Gore's campaign argues that a faulty ballot design in Palm Beach County led some of the vice president's supporters to vote inadvertently for Pat Buchanan. Additionally, several thousands of ballots were discarded by election officials because they were marked for two presidential candidates.
Additionally, Democratic officials said they had found 6,000 ballots in Broward County that were punched but not all the way through, so the machines didn't pick them up. A Gore adviser said the campaign had won authorization for a recount by hand in Broward County.
Several lawsuits have been filed challenging the election.
In one case, a local judge in Florida has ordered officials in Palm Beach County not to certify those results until a hearing can be held next week.
Standing before reporters in Florida, Baker read a carefully worded statement, speaking deliberately, before answering a few questions.
"At the end of this recount, Gov. Bush is still the winner, subject only to overseas ballots, which traditionally have favored the Republican candidates," he said.

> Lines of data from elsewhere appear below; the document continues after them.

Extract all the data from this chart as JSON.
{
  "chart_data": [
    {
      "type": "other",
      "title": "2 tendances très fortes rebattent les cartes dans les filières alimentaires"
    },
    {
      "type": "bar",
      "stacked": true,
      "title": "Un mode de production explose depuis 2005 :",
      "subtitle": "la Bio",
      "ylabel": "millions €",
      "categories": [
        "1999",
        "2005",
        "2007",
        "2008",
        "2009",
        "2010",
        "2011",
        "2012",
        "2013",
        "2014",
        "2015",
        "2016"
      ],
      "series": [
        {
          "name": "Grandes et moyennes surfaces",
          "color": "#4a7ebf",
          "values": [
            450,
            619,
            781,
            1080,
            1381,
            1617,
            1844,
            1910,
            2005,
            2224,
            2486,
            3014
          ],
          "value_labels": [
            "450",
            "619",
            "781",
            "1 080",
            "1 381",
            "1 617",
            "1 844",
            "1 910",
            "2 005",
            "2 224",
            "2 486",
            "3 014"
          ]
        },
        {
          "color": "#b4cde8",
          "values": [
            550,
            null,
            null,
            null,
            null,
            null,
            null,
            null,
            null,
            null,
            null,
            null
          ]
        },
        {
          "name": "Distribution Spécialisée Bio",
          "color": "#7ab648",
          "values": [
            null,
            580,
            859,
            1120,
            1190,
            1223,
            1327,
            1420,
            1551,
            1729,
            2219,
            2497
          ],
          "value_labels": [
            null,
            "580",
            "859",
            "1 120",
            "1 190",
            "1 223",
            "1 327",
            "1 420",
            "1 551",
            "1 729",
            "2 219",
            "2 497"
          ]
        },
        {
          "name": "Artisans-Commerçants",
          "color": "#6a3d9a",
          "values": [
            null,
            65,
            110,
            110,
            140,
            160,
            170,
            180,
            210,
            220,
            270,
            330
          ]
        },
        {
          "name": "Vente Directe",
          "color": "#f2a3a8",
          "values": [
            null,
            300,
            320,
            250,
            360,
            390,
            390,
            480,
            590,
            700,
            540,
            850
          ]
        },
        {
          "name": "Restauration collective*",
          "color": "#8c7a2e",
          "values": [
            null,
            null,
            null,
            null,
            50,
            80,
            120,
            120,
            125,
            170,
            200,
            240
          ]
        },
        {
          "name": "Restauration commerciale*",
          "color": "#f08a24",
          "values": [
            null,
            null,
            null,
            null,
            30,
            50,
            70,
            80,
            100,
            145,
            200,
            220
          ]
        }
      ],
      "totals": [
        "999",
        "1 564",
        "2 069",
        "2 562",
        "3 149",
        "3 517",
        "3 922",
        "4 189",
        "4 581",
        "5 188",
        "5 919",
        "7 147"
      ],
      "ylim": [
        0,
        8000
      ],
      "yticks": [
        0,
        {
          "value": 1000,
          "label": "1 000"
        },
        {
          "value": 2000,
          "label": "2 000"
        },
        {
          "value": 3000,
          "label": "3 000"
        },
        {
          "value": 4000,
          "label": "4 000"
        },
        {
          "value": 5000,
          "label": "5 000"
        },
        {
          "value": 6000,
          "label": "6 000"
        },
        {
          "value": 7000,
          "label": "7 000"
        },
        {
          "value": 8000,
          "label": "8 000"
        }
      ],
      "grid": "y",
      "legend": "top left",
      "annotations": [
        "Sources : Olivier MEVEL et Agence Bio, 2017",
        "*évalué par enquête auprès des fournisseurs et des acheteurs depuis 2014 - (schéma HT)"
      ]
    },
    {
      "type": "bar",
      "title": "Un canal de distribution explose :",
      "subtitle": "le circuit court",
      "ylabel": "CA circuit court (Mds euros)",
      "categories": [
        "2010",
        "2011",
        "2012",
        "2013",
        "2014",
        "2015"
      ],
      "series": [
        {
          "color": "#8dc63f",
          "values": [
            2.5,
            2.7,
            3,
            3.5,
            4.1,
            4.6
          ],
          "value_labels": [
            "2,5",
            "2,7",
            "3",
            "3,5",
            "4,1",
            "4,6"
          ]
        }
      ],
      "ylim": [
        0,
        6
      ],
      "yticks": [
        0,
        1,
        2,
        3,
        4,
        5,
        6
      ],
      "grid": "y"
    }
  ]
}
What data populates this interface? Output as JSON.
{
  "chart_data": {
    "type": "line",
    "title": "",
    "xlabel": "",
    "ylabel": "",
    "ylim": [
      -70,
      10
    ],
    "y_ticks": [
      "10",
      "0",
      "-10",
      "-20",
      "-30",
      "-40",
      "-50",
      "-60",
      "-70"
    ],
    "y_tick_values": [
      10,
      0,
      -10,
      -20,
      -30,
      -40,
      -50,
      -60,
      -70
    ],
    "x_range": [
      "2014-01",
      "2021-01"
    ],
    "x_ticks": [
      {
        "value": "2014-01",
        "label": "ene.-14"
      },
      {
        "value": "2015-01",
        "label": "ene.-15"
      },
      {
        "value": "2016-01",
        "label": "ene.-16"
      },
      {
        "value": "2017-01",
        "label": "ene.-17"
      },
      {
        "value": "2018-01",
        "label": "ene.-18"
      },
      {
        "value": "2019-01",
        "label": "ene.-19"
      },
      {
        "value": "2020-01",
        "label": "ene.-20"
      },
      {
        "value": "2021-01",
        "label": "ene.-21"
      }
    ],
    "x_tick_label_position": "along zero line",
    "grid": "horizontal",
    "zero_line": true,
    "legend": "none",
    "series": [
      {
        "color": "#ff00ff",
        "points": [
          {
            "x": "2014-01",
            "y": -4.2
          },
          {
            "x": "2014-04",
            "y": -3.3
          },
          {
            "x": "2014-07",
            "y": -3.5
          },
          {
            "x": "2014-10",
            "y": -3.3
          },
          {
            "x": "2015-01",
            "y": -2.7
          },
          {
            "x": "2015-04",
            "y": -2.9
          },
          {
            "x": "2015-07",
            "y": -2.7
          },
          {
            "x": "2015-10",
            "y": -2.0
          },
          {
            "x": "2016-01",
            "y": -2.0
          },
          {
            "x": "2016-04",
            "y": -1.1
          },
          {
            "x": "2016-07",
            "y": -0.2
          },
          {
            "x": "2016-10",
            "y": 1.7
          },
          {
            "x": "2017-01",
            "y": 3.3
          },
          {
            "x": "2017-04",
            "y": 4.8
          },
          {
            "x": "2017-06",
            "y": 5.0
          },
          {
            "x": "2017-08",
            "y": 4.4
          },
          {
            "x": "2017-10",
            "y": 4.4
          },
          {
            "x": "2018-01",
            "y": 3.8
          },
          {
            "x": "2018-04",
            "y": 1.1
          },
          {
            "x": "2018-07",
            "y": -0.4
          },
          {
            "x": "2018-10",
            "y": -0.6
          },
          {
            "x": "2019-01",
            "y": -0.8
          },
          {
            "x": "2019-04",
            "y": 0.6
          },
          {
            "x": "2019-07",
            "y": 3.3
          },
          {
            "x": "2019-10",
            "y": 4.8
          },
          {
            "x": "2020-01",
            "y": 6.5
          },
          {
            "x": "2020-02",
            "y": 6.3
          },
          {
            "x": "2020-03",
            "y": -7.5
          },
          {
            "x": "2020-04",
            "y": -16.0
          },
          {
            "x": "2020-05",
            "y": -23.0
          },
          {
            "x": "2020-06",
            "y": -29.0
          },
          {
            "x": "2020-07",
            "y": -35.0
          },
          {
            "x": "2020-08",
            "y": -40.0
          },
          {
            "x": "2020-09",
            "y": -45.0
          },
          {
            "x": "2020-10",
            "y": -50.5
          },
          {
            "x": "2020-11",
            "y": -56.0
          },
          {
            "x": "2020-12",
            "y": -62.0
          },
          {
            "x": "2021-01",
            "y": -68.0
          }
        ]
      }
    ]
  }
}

"It is frustrating to lose an election by a narrow margin," he added, "but it happens." He cited the precedent of 1960, when Vice President Richard M. Nixon narrowly lost the White House, and 1976, when President Ford was turned out of office.
Both elections were close, he said, but each man chose to accept the verdict.
Baker coupled his appeal to Gore with a not-so-subtle threat that Republicans, too, could start demanding recounts in states where Bush lost narrowly.